Aaaaaand sometimes you just happen to be in the post office and buy it because it’s on the shelf right there where you’re lining up to send a package.
Guess which one 30381 Imperial Tie-fighter Mini Polybag was?
One thing you have to admit, even if you love Star Wars (which I don’t), and even if you think Star Wars spaceships are cool and the best part of the whole franchise (which, largely, I do): almost all of the designs are unbelievably dumb.
For a start, there’s simply no visibility. And while that wouldn’t be an issue in an environment in which everything is controlled through cameras and electronics — like, you know, spaceships — George Lucas has no actual vision of his own, so every space battle in every Star Wars outing is handled as if it takes place during the Battle of Britain — they’re all line of sight firing between ships that have sealed, one-directional cockpits, with everyone zooming in and out of the ecliptic as if nobody’s ever realised that they’re fighting within a literally limitless number of angles.
Then there’s the fact that everybody seems to have a sheet of paper between their backs and the giant, red-hot engines. Some have wings like aircraft for no reason, and some don’t for no reason, and neither matter because they all manage to fly in space and atmosphere easily, which in the case of the wingless wonders defies every law of physics known to man.
I could go on.
But the ships look cool. I’ll give them that. And there’s no doubt that tie-fighters look especially cool, even if they are especially dumb. Seriously: how can anybody see anything with those giant fins on each side? And can you imagine the yaw issues? And… anyway, 30381 Imperial Tie-fighter Mini Polybag does a pretty good job of recreating the classic tie-fighter look with a tiny number of parts: there are only 40 or so in this pack. It’s nothing outstanding, but it’s okay.
Okay, it’s table-scrapping in a bag. But at least it looks like what it’s supposed to look like.
The other part of this pack, and the one that takes up most of the twenty buck price tag, is the notebook. It looks good: it’s got a black-on-white line drawing of the tie-fighter in action on the cover, so it’s all blue-printy and teckonogical; the cover is thick cardstock impersonating a a hardcover; and the pen attaches to the front by virtue of classic Lego studs.
And that’s where things go horribly, horribly wrong. Because — and there’s no polite way to put this — the whole thing is just so nastily cheap. The notebook itself began to fall apart after a couple of weeks’ use. Whatever the manufacturer was using for glue, it clearly wasn’t glue: pages detach from the spine with less pressure than a kitten asking for a cuddle. As for the pen, well, there are a number of shapes that enable a writing instrument to fit comfortably within the hand. Oblong isn’t one of them. Surprisingly, the ink is dark, and even, and the ball glides easily. But that doesn’t matter a damn when you give up after half a page and start looking for that Kilometrico you’ve been using for the last three years.
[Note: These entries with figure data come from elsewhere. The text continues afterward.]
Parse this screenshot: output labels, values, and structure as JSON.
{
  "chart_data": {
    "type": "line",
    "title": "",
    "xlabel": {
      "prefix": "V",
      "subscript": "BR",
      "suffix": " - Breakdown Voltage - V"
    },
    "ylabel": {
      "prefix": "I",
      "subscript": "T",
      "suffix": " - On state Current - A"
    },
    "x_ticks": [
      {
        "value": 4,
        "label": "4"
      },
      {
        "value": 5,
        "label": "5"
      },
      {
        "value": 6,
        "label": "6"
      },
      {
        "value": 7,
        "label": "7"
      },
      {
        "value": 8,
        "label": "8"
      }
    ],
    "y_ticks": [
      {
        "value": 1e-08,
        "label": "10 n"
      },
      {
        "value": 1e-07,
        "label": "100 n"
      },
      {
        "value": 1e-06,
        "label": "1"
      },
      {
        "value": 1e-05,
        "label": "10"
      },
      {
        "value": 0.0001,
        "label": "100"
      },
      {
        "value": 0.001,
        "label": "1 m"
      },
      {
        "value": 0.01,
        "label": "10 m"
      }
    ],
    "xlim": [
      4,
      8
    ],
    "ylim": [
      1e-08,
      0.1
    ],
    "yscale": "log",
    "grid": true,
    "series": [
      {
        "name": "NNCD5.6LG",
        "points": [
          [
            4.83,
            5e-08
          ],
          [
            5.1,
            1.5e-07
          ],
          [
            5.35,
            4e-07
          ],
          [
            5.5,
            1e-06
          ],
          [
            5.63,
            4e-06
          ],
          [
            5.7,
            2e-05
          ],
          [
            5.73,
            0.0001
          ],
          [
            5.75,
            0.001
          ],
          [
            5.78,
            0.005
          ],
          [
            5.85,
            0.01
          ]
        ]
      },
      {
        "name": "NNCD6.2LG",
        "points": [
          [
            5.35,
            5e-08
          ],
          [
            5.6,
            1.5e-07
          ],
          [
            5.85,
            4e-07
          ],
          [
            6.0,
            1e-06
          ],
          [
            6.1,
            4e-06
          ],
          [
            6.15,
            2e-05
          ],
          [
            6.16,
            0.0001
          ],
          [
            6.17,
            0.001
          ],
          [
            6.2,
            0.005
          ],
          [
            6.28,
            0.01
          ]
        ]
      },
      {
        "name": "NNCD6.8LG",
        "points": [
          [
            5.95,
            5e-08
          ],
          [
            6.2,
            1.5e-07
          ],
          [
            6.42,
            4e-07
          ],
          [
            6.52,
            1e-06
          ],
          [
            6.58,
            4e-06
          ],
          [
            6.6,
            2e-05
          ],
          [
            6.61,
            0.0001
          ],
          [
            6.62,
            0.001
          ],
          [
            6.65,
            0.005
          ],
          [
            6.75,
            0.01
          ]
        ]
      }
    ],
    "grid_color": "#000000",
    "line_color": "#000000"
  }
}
Don’t be fooled. “The Rise of Skywalker” looked good, too, and we all know how that ended up.
Look, I know this is for kids. It’s obviously for kids. But kids don’t deserve to be ripped off, and they don’t deserve to be lumbered with cheap tat that doesn’t do what it’s supposed to do, just because they’re kids. This is a rather ordinary $4 buck polybag with $16 worth of shite pinned to it.
It’s simply not worth the money.
Nah. Get the kids something else for Christmas. Maybe a puppy.